As part of my usual duties, Tricentis asked me to name a few key themes and trends that I’ve seen during customer engineering work with forward-thinking customers, ones that will likely be a big part of performance engineering in 2022.
There is no predicting the future, there’s only keeping your eyes and ears open and developing intuition, then collecting evidence for AND against hypotheses.
You can signup/view the recording of this webinar here
- 1. Resiliency and controlled chaos engineering by default
- 2. Deep and wide telemetry for all cloud resources
- 3. Industry standardization of metrics and instrumentation
- 4. Intelligent readiness pre and post deployment
- 5. A common approach across custom and packaged apps
1. Resiliency and controlled chaos engineering by default
Chaos engineering has been around for a while, but it often takes quite a while for good ideas and practices to mature in the crucible of large at-scale organizations.
Many of my largest customers have some form of failure more injection in play during large load tests, often using tools like Gremlin or the Chaos tools from Netflix to simulate infrastructure flakiness and unavailability.
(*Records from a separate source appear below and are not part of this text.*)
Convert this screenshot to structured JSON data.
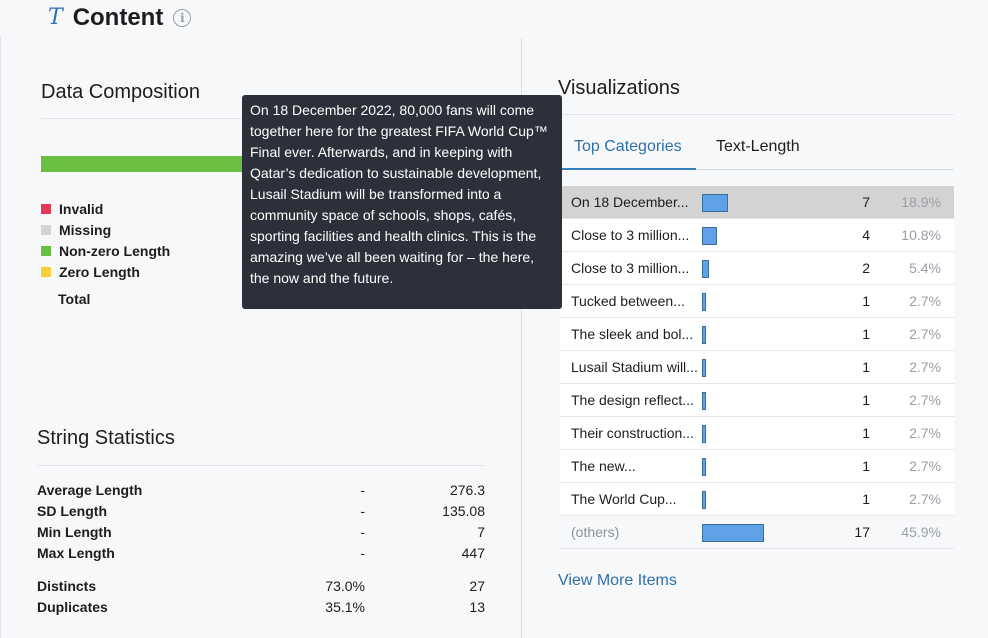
{
  "header": {
    "type_icon": "T",
    "title": "Content",
    "info_icon": "i"
  },
  "data_composition": {
    "title": "Data Composition",
    "bar_color": "#6abf40",
    "legend": [
      {
        "label": "Invalid",
        "color": "#e5395a"
      },
      {
        "label": "Missing",
        "color": "#d3d3d3"
      },
      {
        "label": "Non-zero Length",
        "color": "#6abf40"
      },
      {
        "label": "Zero Length",
        "color": "#f5d03b"
      }
    ],
    "total_label": "Total"
  },
  "string_statistics": {
    "title": "String Statistics",
    "rows": [
      {
        "label": "Average Length",
        "pct": "-",
        "value": "276.3"
      },
      {
        "label": "SD Length",
        "pct": "-",
        "value": "135.08"
      },
      {
        "label": "Min Length",
        "pct": "-",
        "value": "7"
      },
      {
        "label": "Max Length",
        "pct": "-",
        "value": "447"
      },
      {
        "label": "Distincts",
        "pct": "73.0%",
        "value": "27"
      },
      {
        "label": "Duplicates",
        "pct": "35.1%",
        "value": "13"
      }
    ]
  },
  "tooltip": {
    "text": "On 18 December 2022, 80,000 fans will come together here for the greatest FIFA World Cup™ Final ever. Afterwards, and in keeping with Qatar’s dedication to sustainable development, Lusail Stadium will be transformed into a community space of schools, shops, cafés, sporting facilities and health clinics. This is the amazing we’ve all been waiting for – the here, the now and the future."
  },
  "visualizations": {
    "title": "Visualizations",
    "tabs": [
      "Top Categories",
      "Text-Length"
    ],
    "active_tab": "Top Categories",
    "categories": [
      {
        "label": "On 18 December...",
        "count": "7",
        "pct": "18.9%",
        "share": 0.189
      },
      {
        "label": "Close to 3 million...",
        "count": "4",
        "pct": "10.8%",
        "share": 0.108
      },
      {
        "label": "Close to 3 million...",
        "count": "2",
        "pct": "5.4%",
        "share": 0.054
      },
      {
        "label": "Tucked between...",
        "count": "1",
        "pct": "2.7%",
        "share": 0.027
      },
      {
        "label": "The sleek and bol...",
        "count": "1",
        "pct": "2.7%",
        "share": 0.027
      },
      {
        "label": "Lusail Stadium will...",
        "count": "1",
        "pct": "2.7%",
        "share": 0.027
      },
      {
        "label": "The design reflect...",
        "count": "1",
        "pct": "2.7%",
        "share": 0.027
      },
      {
        "label": "Their construction...",
        "count": "1",
        "pct": "2.7%",
        "share": 0.027
      },
      {
        "label": "The new...",
        "count": "1",
        "pct": "2.7%",
        "share": 0.027
      },
      {
        "label": "The World Cup...",
        "count": "1",
        "pct": "2.7%",
        "share": 0.027
      },
      {
        "label": "(others)",
        "count": "17",
        "pct": "45.9%",
        "share": 0.459
      }
    ],
    "bar_color": "#5ea1e6",
    "selected_row": 0,
    "view_more": "View More Items"
  }
}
This is mostly in lower environments, though some have small pockets of already-rugged services in production that are regularly rotated and decommissioned as part of a plan.
They also utilize load testing because there’s very little you can defensibly glean from injecting chaos/faults but then manually testing things out as only one user. Load testing, even at non-massive volumes, provides statistical relevance to errors observed and potentially correlated to chaos exercises.
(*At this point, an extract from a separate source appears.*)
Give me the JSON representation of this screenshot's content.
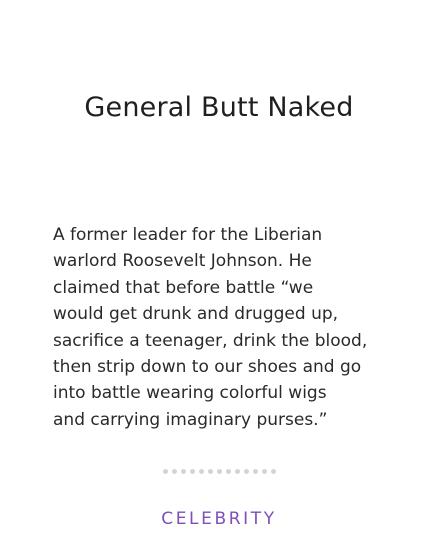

After participating in a small back-and-forth on DevOps Unbound episode with the very awesome Tammy Bryant Butow, it’s clear that performance and reliability teams must work together to advocate and grow both performance testing and chaos engineering practices together; there’s little point in doing either without seriously considering the other. Yes this means I’m saying that load testing alone is not enough; it’s a good first step to exercising your systems pre-release, but the next step should use chaos/chaotic fault injection to really test your system’s true failure states.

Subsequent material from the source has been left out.